Rep. Zinke’s Forest Bill Leaves Out Conservation
With no input from Montanans, bill undermines local collaboration
Montanans depend on and love our national forests. Our forests are the source of our clean water. They are where we go to camp, fish and hunt. They are also the storehouse of natural resources, including renewable resources such as timber.
We owe it to each other, and owe it to the future, to make sure our national forests are well managed.
Recently, Montana’s Congressman Ryan Zinke introduced legislation he says would improve national forest management. That is a laudable goal, if you can meet it. Trouble is, this legislation comes nowhere near meeting it.
In January, more than 40 Montana timber representatives, conservation organizations, sportsmen, outfitters, and businesses wrote to Montana’s Congressional delegation with a very clear message: work together to improve management of our forests. Listen to Montanans and honor the hard work of Montana citizens in collaborating to improve forest management.
Unfortunately, Rep. Zinke’s bill was crafted without input from Montanans. No listening sessions. No town halls. But more importantly, no support from the key Montana stakeholders who worked for decades to improve forest management.

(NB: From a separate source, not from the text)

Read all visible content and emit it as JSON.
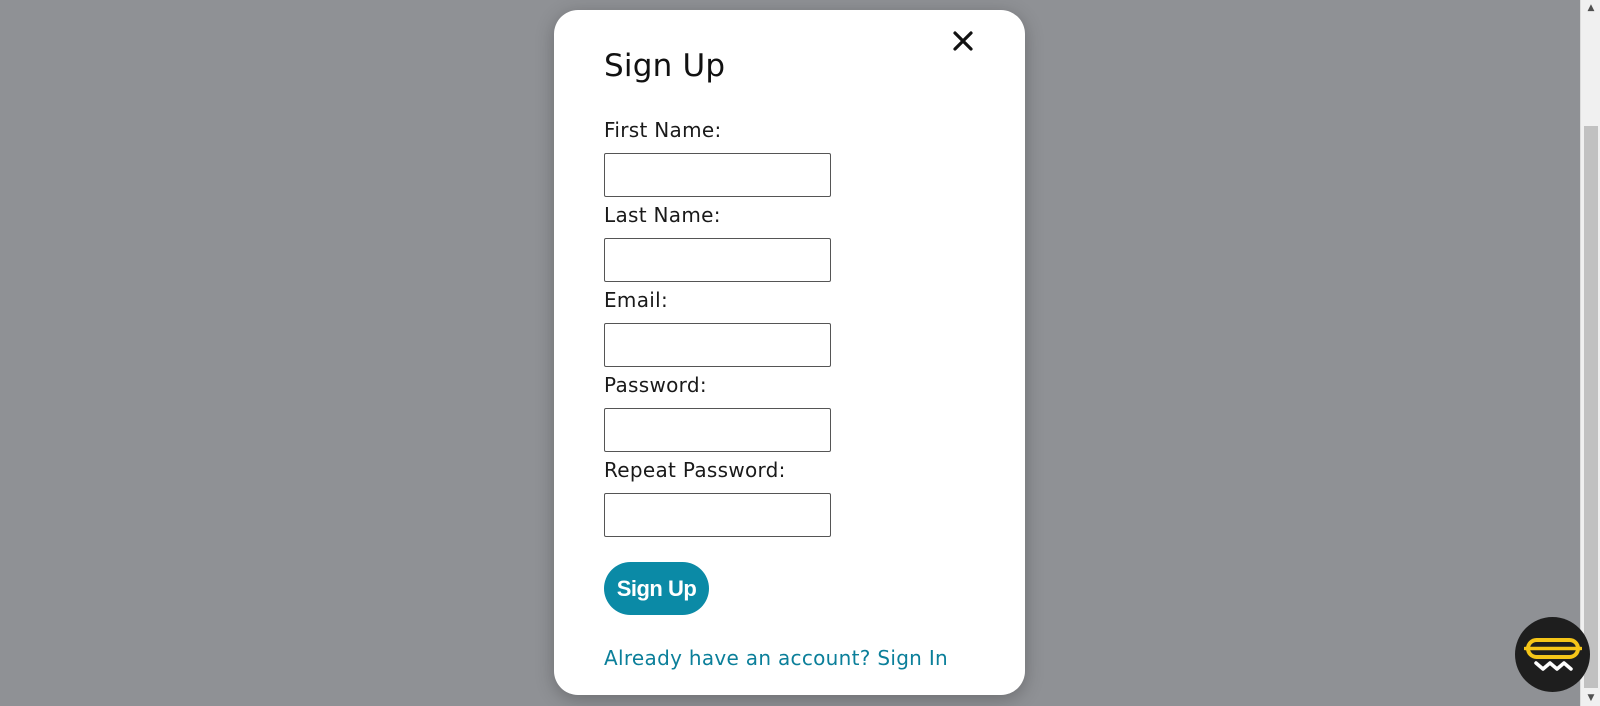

While Rep. Zinke says his legislation is about supporting collaborative efforts in Montana—which is a noble goal—the bill actually does the opposite. The Congressman’s bill re-writes the rules governing how decisions are made among diverse stakeholders on Montana’s resource advisory councils. Don’t like input from key stakeholders? No problem, just vote them down. That is not collaboration.
Moreover, Rep. Zinke’s bill lacks balance and fails to address the needs of multiple interests. A key premise of collaboration in Montana is to advance areas of agreement in ways that benefit all stakeholders.
The diverse groups that wrote to Montana’s Congressional delegation in January urged an approach that balances conservation and restoration. But Rep. Zinke’s bill does nothing for either. Instead, it strips money from restoration, while creating hurdles to public input in decision-making. It’s an approach that picks winners and losers and will not bring Montanans together.
While Rep. Zinke’s bill falls far short, there remain plenty of opportunities for our Congressional delegation to improve forest management. Recommendations from the diverse stakeholders who recently wrote to the delegation include:
Build on the success of local collaborative efforts that have made real progress in the Treasure State, but are in jeopardy of faltering without real support from Montana’s Congressional delegation.
Address the agreed-upon priorities of all collaborative stakeholders to improve forest management, which includes protecting our backcountry and restoring wildlife habitat. This will make it clear that all interests are reflected, not just a chosen few.
Develop legislation in open, transparent discussions that provide a meaningful voice to our forests’ many stakeholders. That way, we can work out differences before being thrown in the Beltway sausage-grinder.
- Address practical, real-world problems such as the long-term challenges with wildfire funding, which drain the U.S. Forest Service’s ability to provide other services, from timber to wildlife to recreation.